Tout comme le droit interne régit la société interne, le droit international a la lourde tâche de régir la société internationale. Les plus grands utopistes ont tous rêvé de créer une sorte d’État-monde, de soumettre tous les États à un gouvernement mondial qui mettrait en échec les souverainetés nationales. L’abandon général de la souveraineté étatique ne restera cependant que dans les rêves les plus fous de ces juristes idéalistes, et leurs aspirations ont dû se contenter d’une organisation internationale, l’Organisation des Nations Unies (ONU). Ce pacte social international qu’est la Charte de San Francisco ne place pas les États sous l’autorité d’un quelconque organe, mais par sa signature ils ont accepté de se soumettre à cette norme internationale. Cette approche volontariste du droit international explique à elle seule ses forces et ses faiblesses. L’application, l’interprétation et l’évolution de ce droit sont sources de nombreux débats et cristallisent les tensions des relations internationales ; un principe notamment, l’interdiction du recours à la force.

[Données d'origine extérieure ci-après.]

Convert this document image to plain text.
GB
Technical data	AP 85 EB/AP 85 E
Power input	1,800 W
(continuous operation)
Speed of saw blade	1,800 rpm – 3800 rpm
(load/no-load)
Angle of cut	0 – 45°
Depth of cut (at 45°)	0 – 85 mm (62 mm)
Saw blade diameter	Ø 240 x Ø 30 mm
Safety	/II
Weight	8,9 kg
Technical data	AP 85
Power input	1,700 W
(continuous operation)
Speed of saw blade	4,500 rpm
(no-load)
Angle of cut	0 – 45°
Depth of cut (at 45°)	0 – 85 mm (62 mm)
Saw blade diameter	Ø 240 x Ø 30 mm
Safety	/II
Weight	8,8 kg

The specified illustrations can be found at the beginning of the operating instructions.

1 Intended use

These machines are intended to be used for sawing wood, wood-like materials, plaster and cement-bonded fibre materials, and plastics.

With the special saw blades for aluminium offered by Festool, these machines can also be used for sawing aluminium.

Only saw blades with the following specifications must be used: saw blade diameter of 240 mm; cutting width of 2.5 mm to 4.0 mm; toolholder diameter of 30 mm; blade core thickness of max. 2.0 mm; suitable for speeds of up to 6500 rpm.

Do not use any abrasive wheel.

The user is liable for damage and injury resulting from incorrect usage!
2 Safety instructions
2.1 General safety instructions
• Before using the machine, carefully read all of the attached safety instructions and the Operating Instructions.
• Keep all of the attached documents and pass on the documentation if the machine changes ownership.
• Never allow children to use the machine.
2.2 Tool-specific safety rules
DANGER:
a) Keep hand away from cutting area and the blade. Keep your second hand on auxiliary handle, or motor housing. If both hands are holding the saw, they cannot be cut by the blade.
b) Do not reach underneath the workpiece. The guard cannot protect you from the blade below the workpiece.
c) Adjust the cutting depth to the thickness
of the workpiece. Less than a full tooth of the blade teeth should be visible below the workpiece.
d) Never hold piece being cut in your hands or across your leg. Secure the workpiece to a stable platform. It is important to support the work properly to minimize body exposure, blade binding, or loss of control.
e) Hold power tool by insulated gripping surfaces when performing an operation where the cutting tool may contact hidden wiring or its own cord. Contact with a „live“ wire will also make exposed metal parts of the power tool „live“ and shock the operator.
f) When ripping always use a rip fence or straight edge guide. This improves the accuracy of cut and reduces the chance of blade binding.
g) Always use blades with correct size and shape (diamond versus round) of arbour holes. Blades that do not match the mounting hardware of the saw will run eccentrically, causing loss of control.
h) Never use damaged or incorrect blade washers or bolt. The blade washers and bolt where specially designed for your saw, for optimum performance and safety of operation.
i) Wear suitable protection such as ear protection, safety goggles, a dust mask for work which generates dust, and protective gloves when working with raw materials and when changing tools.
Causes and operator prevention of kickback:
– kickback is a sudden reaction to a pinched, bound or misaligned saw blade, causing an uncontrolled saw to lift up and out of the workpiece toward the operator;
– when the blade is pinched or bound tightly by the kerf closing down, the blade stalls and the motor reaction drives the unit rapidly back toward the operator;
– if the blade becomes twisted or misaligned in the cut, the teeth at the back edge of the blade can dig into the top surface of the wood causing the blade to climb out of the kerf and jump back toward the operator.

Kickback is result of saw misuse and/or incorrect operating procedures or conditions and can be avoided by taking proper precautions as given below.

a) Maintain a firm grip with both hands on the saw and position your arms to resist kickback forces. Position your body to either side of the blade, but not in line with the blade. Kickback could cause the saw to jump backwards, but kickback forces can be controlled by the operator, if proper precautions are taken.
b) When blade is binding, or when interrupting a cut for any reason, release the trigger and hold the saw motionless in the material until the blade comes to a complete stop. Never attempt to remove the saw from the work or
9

De l’interdiction du recours à la force, pierre angulaire de la paix et la sécurité internationale.

Avec la charte des Nations Unies, le droit international se transforme. Elle vient parachever une lente construction. Le droit international évolue d’un droit de la coexistence à un droit de la coopération. Il bascule d’un jus ad bellum, un droit qui réglemente le recours à la force, à un jus contra bellum, un droit qui interdit un tel recours. Cependant, aujourd’hui, le principe fondateur du droit international moderne est remis en question. Les guerres, devenues illégales font encore partie intégrante des relations internationales. Nous développerons deux éléments qui mettent en péril ce principe ; l’interprétation large des textes qui a pu donner naissance à la notion de guerre préventive, ainsi que l’apparition de nouveaux acteurs sur la scène internationale, les sociétés militaires privées.

I. La légitime défense préventive.

L’évolution du droit international passe notamment par l’interprétation des normes internationales, comme celui du principe de légitime défense.

Véritable pendant de l’interdiction du recours à la force et illustration du droit à la survie des États, la légitime défense selon l’article 51 de la Charte des Nations Unies prévoit que « Aucune disposition de la présente Charte ne porte atteinte au droit naturel de légitime défense, individuelle ou collective, dans le cas où un Membre des Nations unies est l’objet d’une agression armée, jusqu’à ce que le Conseil de sécurité ait pris les mesures nécessaires pour maintenir la paix et la sécurité internationales. » A noter, tout d’abord, la distinction, et même l’opposition, entre les notions de guerre « préventive » et de guerre « préemptive »1. La notion de guerre préemptive consiste dans le fait de frapper le premier lorsque l’attaque est certaine et imminente, avec l’éternel problème de la preuve. L’Israël a notamment invoqué cette doctrine à l’occasion de la guerre des 6 jours. Alors que la guerre préventive consiste en une attaque ayant pour objectif qu’un ennemi plus faible ne devienne un jour assez fort pour remettre en question la domination d’une entité supérieure. Par cela, nous voyons que la guerre préventive est l’apanage des plus forts. La guerre préventive revient à la volonté de détruire un ennemi potentiel, elle revient à le détruire sur la base d’une simple crainte. Si la notion est compréhensible, il est évident que le fondement juridique est inexistant et l’acte illégal.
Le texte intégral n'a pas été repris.